The Socialist Workers Party has developed its own tortured logic for collaboration with Islamist reactionaries, and in Canada, the SWP's affiliate, the "International Socialist" group, has followed the same path.

You probably haven't heard of the International Socialists. They tend not to attract too much attention to themselves -- the last time IS activists were noticed by the general public was last year when they openly waged a campaign on behalf of ultra-conservative Muslim groups and against progressive Muslims, feminists and secularists who the IS accused of Islamophobia for opposing an Ontario proposal to incorporate Sharia tribunals into religious-arbitration courts for family disputes.

What's less widely known is that the key co-ordinator positions for the Canadian Peace Alliance, the Toronto Stop the War Coalition, and Canada's War Resisters Support Group are now all filled by members of the IS national steering committee.

One leading Canadian Islamist who regularly shows up in fawning IS propaganda, and who now routinely shows up in Canada's mainstream press as a leading spokesman for the Toronto Stop The War Coalition, is Zafar Bangash.

Bangash is not just some random, disaffected Muslim youth. A widely-published advocate of the form of theocracy embodied by the gay-lynching Khomeinist regime in Iran, Bangash heads up the Institute for Contemporary Islamic Thought, an Islamist think-tank formerly headquartered in London, and now based in Toronto, with centres in several cities around the world.

Khomeini supporters

Bangash is a disciple of Kalim Siddiqui -- the British Islamist most famous for supporting the Ayatollah Khomeini's death-sentence fatwa against Salman Rushdie. His institute describes itself as being dedicated to breaking the "stranglehold" of western ideas among Muslims, and coming to the aid of Islamic movements fighting for "Islamic revolutions and the establishment of Islamic states in other Muslim countries of the world."

Earlier this year, Hashmi and ten other prominent and progressive Canadian Muslims issued a warning, which first appeared in the Toronto Star, calling on all Canadians to reject the Islamist agenda and to stand shoulder to shoulder with Canadian Muslims to reject both Islamophobia and Islamism. "Islamism is not the new revolutionary movement against global forces of oppression, as a section of the left in this country erroneously perceives," Hashmi's declaration pointed out.

But Sohail Raza, communications director for the Muslim Canadian Congress, says far too many Canadian progressives have not heeded that warning, or are simply unaware of just how successfully the Islamists and their supporters in Canada have insinuated themselves into the Canada's "anti-war" left.

"We can't try to hide this anymore, and people should know what is going on," Raza told me the other day. "All this is making it very, very hard for us to do our work.

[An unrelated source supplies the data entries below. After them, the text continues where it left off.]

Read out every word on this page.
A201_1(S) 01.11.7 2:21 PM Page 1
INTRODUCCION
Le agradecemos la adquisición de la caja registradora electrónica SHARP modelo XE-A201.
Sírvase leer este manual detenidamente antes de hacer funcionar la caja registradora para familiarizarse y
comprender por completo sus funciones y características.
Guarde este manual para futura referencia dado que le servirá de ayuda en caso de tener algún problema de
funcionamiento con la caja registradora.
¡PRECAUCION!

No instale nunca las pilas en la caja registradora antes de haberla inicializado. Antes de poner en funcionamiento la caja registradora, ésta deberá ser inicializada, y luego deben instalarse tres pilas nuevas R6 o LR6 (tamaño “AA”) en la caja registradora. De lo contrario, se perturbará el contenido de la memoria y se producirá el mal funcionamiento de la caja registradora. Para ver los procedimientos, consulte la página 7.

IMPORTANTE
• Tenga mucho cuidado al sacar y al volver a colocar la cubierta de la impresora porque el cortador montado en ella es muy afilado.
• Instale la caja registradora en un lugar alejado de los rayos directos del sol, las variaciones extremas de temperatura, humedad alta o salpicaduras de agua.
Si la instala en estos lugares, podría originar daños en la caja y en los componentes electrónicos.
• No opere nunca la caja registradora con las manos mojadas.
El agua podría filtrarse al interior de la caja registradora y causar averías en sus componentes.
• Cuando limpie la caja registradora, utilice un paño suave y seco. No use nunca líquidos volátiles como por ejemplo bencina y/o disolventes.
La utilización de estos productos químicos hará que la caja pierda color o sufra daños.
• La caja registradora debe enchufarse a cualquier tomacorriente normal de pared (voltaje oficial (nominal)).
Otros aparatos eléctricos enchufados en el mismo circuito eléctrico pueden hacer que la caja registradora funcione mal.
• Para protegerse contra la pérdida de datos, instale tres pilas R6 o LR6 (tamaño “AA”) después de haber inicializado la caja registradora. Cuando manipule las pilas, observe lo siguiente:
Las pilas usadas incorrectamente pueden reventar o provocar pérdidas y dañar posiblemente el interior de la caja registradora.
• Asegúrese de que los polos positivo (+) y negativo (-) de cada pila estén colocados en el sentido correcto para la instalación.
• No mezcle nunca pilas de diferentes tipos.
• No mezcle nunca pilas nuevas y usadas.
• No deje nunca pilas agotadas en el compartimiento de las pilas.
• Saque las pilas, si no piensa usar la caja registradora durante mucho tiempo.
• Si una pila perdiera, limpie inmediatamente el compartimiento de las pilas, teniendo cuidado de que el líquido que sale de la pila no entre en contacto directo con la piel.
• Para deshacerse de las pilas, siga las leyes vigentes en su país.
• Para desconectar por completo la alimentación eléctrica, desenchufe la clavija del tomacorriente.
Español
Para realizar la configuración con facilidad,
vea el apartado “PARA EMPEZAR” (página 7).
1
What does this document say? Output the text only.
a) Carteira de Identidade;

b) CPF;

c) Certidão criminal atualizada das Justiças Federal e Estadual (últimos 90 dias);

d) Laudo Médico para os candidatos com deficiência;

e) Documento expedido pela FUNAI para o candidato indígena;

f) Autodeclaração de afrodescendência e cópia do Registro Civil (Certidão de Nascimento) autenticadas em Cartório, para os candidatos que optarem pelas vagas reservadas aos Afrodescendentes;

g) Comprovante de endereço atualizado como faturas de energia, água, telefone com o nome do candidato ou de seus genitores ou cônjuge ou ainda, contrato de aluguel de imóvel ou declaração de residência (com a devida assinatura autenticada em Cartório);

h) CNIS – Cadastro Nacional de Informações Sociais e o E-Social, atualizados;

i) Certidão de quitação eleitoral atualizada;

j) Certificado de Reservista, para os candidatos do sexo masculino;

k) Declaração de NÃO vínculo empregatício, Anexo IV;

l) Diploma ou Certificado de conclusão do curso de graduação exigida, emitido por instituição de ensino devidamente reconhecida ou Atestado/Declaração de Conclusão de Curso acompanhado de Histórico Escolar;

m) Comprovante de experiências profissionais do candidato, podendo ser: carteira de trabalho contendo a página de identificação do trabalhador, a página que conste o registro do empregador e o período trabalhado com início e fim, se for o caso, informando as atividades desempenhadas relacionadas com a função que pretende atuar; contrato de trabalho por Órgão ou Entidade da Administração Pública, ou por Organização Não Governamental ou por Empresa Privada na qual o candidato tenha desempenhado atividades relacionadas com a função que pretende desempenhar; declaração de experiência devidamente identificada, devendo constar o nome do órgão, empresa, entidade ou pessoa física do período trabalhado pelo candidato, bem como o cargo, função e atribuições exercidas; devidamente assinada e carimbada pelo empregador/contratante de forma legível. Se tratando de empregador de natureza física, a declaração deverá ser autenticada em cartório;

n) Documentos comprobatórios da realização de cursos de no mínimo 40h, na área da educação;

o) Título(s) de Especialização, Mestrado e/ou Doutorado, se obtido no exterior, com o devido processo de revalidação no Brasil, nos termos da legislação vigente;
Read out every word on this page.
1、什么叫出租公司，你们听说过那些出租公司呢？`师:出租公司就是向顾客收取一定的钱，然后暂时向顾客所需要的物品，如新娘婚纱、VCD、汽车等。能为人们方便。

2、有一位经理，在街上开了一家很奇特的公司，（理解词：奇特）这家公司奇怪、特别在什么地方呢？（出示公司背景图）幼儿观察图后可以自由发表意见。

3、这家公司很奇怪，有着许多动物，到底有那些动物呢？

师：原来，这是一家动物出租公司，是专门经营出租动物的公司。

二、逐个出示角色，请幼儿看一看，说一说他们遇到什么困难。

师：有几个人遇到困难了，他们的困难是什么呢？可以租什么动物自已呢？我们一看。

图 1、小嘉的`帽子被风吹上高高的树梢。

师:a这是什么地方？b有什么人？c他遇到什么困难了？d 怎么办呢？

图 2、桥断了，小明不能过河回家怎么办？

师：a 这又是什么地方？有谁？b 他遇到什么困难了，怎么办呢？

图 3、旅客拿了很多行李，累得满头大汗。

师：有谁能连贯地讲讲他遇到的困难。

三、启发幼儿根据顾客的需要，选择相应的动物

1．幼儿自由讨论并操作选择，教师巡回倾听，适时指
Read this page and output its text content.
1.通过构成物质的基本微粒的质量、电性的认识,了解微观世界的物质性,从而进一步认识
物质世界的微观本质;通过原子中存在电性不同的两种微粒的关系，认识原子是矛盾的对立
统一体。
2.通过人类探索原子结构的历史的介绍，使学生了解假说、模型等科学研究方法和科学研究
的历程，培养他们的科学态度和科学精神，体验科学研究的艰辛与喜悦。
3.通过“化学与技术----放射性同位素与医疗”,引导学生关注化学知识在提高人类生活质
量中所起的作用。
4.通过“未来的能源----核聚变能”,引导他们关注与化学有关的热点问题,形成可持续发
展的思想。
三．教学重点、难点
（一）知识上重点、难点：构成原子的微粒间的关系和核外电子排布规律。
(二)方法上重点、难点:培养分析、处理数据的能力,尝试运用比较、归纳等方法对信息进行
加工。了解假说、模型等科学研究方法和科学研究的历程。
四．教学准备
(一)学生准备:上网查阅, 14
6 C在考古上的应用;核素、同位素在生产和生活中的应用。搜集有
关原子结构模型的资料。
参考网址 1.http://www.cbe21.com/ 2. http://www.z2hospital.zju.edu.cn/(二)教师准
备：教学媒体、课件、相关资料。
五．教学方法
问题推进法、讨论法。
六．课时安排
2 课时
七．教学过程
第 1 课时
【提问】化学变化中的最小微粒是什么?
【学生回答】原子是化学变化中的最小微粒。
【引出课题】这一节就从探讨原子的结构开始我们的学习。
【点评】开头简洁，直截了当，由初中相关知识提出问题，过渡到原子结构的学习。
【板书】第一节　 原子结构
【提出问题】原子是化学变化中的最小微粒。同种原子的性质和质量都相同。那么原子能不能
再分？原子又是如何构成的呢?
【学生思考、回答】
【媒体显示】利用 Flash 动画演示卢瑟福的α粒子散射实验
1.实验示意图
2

There are leaders of the Canadian Islamic Congress, too, that are just as bigoted as the rest of them. These people are idiots, and as Muslims, we need to say it. And many of these people are very dangerous."

Fred Halliday and Maxim Rodinson [RIP] are two Marxists who are not buying the Eurotrash/Canuck version of a multiculti Islam as just another patchwork part of the quilt of nationalities and religious cultures on the playing fields of western civ.

But if you read the emphasized text above, you will notice that weirdos like Galloway, who is a corrupt fool unmasked and revealed as a feckless impostor by Christopher Hitchens in NYC last year, hate the US as the repository of Western values that they wish to dissolve and eliminate so an Oprah-fied nanny-state like the passive Finlandized Euroweenie social model will prevail everywhere.

Even some Canadians can understand that consumerized zombies not reproducing themselves---as Mark Steyn points out is happening in Canada, Europe and Japan in his excellent book America Alone---is not the answer to the great questions of the future.

Even smart leftists like Halliday and Rodinson figured that out.